Additional updates allowed the spacecraft to resume sending back science data on May 17th from two of its instruments. Voyager 1’s magnetometer and plasma wave subsystem are now back to returning useful data.
Engineers are currently working to get two other systems back online: the low-energy charged particle instrument and the cosmic ray subsystem. Six other instruments are either no longer operational or were switched off after the spacecraft’s Saturn encounter in 1980.
That’s cool. My son is an astronautical engineer. His first mission at NASA was scheduled to be a two year mission that launched the month he was born. 22 years later it was still active.
Actually it went dormant for a few years when a gyroscope failed.

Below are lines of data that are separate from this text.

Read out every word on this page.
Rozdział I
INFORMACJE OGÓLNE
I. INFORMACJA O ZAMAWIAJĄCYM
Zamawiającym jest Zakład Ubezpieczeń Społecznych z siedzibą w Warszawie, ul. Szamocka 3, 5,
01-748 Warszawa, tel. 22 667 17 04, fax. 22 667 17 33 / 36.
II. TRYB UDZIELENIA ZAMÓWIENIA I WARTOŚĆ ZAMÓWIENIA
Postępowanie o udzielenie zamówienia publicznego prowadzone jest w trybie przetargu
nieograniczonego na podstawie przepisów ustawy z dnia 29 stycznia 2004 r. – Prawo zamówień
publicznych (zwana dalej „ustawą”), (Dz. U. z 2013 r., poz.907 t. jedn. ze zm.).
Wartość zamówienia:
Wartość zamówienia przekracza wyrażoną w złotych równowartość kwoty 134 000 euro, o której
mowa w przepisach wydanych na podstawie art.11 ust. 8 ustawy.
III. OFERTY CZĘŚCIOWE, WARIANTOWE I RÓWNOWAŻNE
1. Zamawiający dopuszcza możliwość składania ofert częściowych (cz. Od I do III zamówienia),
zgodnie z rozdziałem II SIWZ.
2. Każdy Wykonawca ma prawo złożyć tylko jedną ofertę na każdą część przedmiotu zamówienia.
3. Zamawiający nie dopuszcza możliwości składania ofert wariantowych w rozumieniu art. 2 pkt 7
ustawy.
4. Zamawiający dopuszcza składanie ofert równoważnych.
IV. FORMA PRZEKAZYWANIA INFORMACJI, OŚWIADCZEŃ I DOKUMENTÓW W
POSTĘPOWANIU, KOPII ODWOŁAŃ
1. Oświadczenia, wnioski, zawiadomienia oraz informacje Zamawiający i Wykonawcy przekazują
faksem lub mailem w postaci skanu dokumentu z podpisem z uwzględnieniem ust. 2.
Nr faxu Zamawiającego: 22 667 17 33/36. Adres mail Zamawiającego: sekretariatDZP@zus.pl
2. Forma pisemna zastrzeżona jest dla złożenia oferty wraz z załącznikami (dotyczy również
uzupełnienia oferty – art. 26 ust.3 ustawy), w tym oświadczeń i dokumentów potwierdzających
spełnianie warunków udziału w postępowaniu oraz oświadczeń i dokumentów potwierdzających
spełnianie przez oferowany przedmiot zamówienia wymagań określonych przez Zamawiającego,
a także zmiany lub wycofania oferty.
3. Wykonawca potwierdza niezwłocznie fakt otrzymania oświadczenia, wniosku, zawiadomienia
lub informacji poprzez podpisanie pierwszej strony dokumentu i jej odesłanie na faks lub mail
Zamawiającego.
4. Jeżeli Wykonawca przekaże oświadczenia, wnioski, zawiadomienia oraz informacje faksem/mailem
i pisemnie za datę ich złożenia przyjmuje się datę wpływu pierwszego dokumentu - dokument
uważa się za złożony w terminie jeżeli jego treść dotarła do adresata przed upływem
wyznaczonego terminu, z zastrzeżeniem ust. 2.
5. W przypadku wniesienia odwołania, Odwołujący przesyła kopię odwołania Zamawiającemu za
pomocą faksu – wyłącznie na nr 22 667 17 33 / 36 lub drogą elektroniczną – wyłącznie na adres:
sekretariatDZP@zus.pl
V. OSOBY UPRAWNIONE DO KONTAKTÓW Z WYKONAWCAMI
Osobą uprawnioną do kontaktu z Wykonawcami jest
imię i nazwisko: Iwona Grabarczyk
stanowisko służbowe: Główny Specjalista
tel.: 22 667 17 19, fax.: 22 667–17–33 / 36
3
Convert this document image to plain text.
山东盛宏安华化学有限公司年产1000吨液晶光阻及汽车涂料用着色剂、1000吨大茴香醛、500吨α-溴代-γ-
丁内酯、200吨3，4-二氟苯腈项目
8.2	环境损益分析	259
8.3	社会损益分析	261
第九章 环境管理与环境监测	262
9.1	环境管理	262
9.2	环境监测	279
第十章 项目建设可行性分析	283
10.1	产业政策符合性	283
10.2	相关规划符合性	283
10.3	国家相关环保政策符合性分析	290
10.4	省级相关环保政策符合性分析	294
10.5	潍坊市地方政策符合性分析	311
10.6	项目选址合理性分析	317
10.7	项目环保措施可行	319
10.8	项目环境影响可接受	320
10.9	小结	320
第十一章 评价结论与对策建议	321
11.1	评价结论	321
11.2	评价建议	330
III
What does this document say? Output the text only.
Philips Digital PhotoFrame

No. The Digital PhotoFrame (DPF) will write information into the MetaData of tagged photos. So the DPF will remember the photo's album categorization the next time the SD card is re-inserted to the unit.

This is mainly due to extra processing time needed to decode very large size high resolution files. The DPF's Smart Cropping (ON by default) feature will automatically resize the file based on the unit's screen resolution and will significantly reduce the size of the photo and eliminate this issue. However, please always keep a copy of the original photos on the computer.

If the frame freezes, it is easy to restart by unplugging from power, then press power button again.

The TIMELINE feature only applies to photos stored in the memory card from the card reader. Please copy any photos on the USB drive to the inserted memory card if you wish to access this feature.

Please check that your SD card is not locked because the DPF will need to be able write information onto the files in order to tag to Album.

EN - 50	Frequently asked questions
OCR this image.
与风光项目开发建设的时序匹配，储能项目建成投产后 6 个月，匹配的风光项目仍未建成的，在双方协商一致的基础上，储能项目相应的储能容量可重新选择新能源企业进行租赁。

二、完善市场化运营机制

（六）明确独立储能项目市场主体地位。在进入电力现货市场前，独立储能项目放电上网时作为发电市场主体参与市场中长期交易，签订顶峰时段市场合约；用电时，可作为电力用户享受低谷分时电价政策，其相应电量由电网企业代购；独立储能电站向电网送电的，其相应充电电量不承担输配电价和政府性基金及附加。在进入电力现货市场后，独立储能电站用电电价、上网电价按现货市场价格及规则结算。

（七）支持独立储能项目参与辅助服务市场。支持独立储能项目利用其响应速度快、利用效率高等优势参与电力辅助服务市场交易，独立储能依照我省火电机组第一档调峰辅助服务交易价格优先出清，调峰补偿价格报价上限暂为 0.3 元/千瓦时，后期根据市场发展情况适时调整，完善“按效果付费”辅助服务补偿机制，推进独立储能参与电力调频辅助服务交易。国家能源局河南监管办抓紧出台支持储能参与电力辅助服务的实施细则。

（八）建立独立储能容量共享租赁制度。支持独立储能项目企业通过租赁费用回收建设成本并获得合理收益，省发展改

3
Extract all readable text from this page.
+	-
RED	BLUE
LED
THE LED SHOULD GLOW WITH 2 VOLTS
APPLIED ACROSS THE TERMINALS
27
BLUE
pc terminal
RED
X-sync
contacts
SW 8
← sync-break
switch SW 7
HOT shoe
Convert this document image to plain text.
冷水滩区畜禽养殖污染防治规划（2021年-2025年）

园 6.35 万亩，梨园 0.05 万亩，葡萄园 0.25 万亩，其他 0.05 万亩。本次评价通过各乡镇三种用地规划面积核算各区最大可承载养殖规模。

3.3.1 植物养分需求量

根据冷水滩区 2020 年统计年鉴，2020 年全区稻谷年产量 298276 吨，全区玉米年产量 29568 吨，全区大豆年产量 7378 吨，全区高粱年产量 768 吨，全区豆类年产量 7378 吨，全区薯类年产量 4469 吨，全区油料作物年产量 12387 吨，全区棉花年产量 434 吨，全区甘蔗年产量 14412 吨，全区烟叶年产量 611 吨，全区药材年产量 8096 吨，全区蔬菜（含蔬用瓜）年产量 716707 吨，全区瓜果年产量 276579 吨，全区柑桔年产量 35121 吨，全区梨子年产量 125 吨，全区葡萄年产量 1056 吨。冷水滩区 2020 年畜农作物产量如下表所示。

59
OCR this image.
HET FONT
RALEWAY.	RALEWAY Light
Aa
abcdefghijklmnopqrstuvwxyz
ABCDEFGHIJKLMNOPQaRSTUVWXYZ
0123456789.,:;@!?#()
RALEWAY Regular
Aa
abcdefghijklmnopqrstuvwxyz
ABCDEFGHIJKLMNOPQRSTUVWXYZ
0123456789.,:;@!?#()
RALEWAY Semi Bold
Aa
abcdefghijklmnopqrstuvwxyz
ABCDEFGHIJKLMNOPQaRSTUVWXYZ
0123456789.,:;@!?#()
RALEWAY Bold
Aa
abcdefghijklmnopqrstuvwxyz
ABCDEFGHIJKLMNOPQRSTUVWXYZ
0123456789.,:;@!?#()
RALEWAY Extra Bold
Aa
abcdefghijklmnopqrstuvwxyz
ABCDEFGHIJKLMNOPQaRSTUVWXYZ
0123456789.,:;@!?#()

They managed to get it back active. It’s still operational.
What about the reports a mysterious AAA space truck arrived and someone did some repairs and gave it a jolt with booster cables?
🛸👽🛰️⚡
Voyager’s plutonium power source is slowly dying, too.
V’ger requires the information…
Way cool.
(I had to look it up- who he heck would know that?)
That’s awesome! Congrats to your son.
My dad led the team at GE that built the power plant on both Voyager spacecraft. I remember him working on the project when I was in college and him showing me videos of the collision tests to verify the fuel casks would not split open if the launch failed and spew toxic plutonium all over the ocean.
Dad would have turned 100 this year.
Traveling at over 38,000 mph.
Voyager 1 suddenly began sending a repeating gibberish, over and over again: The Voyager kept saying “My God, it’s full of stars”...
I literally 'L'aughed 'O'ut 'L'oud at this line'!'(LOL!)
Go V'ger!!!
Almost every other day I access Robert Zimmerman at https://www.behindtheblack.com.
He is a right-thinking space aficionado. Most of the articles and reports are about space, with timely opinions about wokeness and blacklisting of real scientists.
For instance, he mentions that the two Voyager spacecrafts are the longest continually running computers in history. There is much, much more on his website, including podcasts with John Batchelor.
Thanks for that. He’s also a pretty good songwriter...
Just capturing the measly 20 watt signal it sends from 15 trillion miles away is a feat.
But he can’t sing.
15 Billion——??
.
That’s Mars correct?
.
Tough little vehicle!
Zimmerman is an writer/editor for Sky and Telescope. Have read his articles pretty often there.
I was wondering how close it will ever get to any star systems. This depiction from wikipedia is a bit hard to read but sort of gets at that question. It will remain in interstellar space for a long, long time. Not sure any alien probes (if they exist at all) would detect it for a long time but who knows?
Amazing! You have reason to be proud of your father.